If you bought your home with mortgage lender like CrossCountry Mortgage or Lower, you might also choose to work with them to find a home equity solution. Companies like Guaranteed Rate and Rocket Mortgage also now support home equity products.
This includes established operations like Discover and newer players like Figure, which offers HELOCs, cash-out refinances and a crypto mortgage, and Spring EQ, which allows some borrowers access up to $500,000 in equity.
How to choose a home equity loan lender
With many more options for a home equity loan beyond the bank, it’s best to compare different types of lenders so you’ll have a sense of which offer the lowest rates and fees and the most convenience or perks.

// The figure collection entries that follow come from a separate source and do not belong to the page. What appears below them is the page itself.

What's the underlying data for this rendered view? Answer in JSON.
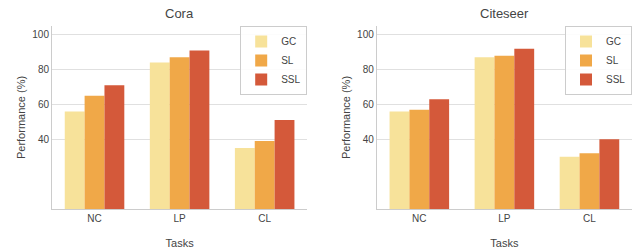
{
  "chart_data": [
    {
      "type": "bar",
      "title": "Cora",
      "xlabel": "Tasks",
      "ylabel": "Performance (%)",
      "categories": [
        "NC",
        "LP",
        "CL"
      ],
      "series": [
        {
          "name": "GC",
          "color": "#f7e29a",
          "values": [
            56,
            84,
            35
          ]
        },
        {
          "name": "SL",
          "color": "#f0a848",
          "values": [
            65,
            87,
            39
          ]
        },
        {
          "name": "SSL",
          "color": "#d4593a",
          "values": [
            71,
            91,
            51
          ]
        }
      ],
      "ylim": [
        0,
        105
      ],
      "yticks": [
        40,
        60,
        80,
        100
      ],
      "grid": true,
      "legend": "upper right"
    },
    {
      "type": "bar",
      "title": "Citeseer",
      "xlabel": "Tasks",
      "ylabel": "Performance (%)",
      "categories": [
        "NC",
        "LP",
        "CL"
      ],
      "series": [
        {
          "name": "GC",
          "color": "#f7e29a",
          "values": [
            56,
            87,
            30
          ]
        },
        {
          "name": "SL",
          "color": "#f0a848",
          "values": [
            57,
            88,
            32
          ]
        },
        {
          "name": "SSL",
          "color": "#d4593a",
          "values": [
            63,
            92,
            40
          ]
        }
      ],
      "ylim": [
        0,
        105
      ],
      "yticks": [
        40,
        60,
        80,
        100
      ],
      "grid": true,
      "legend": "upper right"
    }
  ]
}
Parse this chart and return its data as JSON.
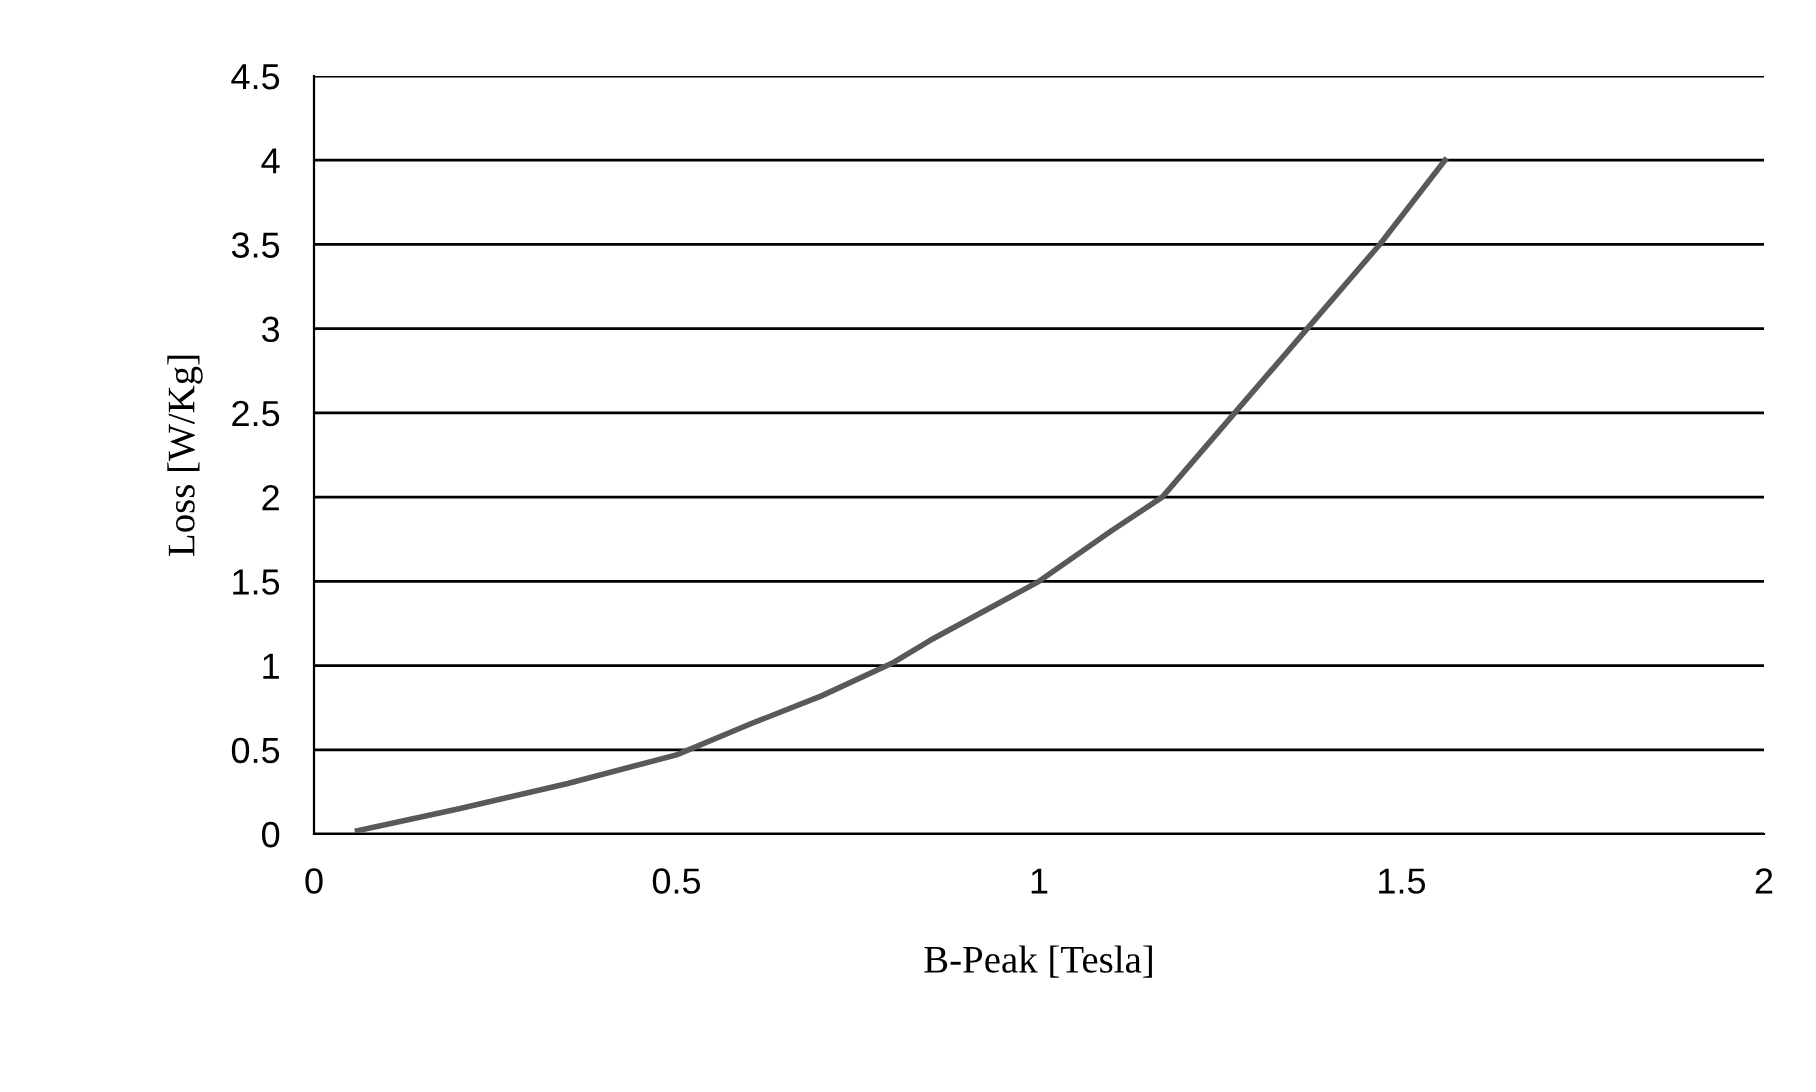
{
  "chart_data": {
    "type": "line",
    "xlabel": "B-Peak [Tesla]",
    "ylabel": "Loss [W/Kg]",
    "x": [
      0.06,
      0.2,
      0.35,
      0.5,
      0.6,
      0.7,
      0.8,
      0.85,
      1.0,
      1.1,
      1.17,
      1.27,
      1.37,
      1.47,
      1.56
    ],
    "series": [
      {
        "color": "#595959",
        "values": [
          0.02,
          0.15,
          0.3,
          0.47,
          0.65,
          0.82,
          1.02,
          1.15,
          1.5,
          1.8,
          2.0,
          2.5,
          3.0,
          3.5,
          4.0
        ]
      }
    ],
    "xlim": [
      0,
      2
    ],
    "xticks": [
      0,
      0.5,
      1,
      1.5,
      2
    ],
    "ylim": [
      0,
      4.5
    ],
    "yticks": [
      0,
      0.5,
      1,
      1.5,
      2,
      2.5,
      3,
      3.5,
      4,
      4.5
    ],
    "grid": "y",
    "marker": "none",
    "line_style": "solid",
    "legend": false
  }
}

“You should look for a lender who is upfront with you about the entire loan process, especially the requirements needed to get a loan,” says Rob Cook, vice president of Home Loans at Discover, adding “costs and fees are an important consideration for anyone who is looking for a loan.”
If you’re getting a home equity loan, know exactly how much you need to borrow; don’t just accept whatever the lender is willing to offer you, which might be more than you requested. Remember: You’re tapping your equity — an asset — and you’ll need to be able to repay the loan or risk losing your home.
Many home equity lenders, too, offer attractively low rates but charge higher fees. Make sure you understand your all-in costs before committing to an offer.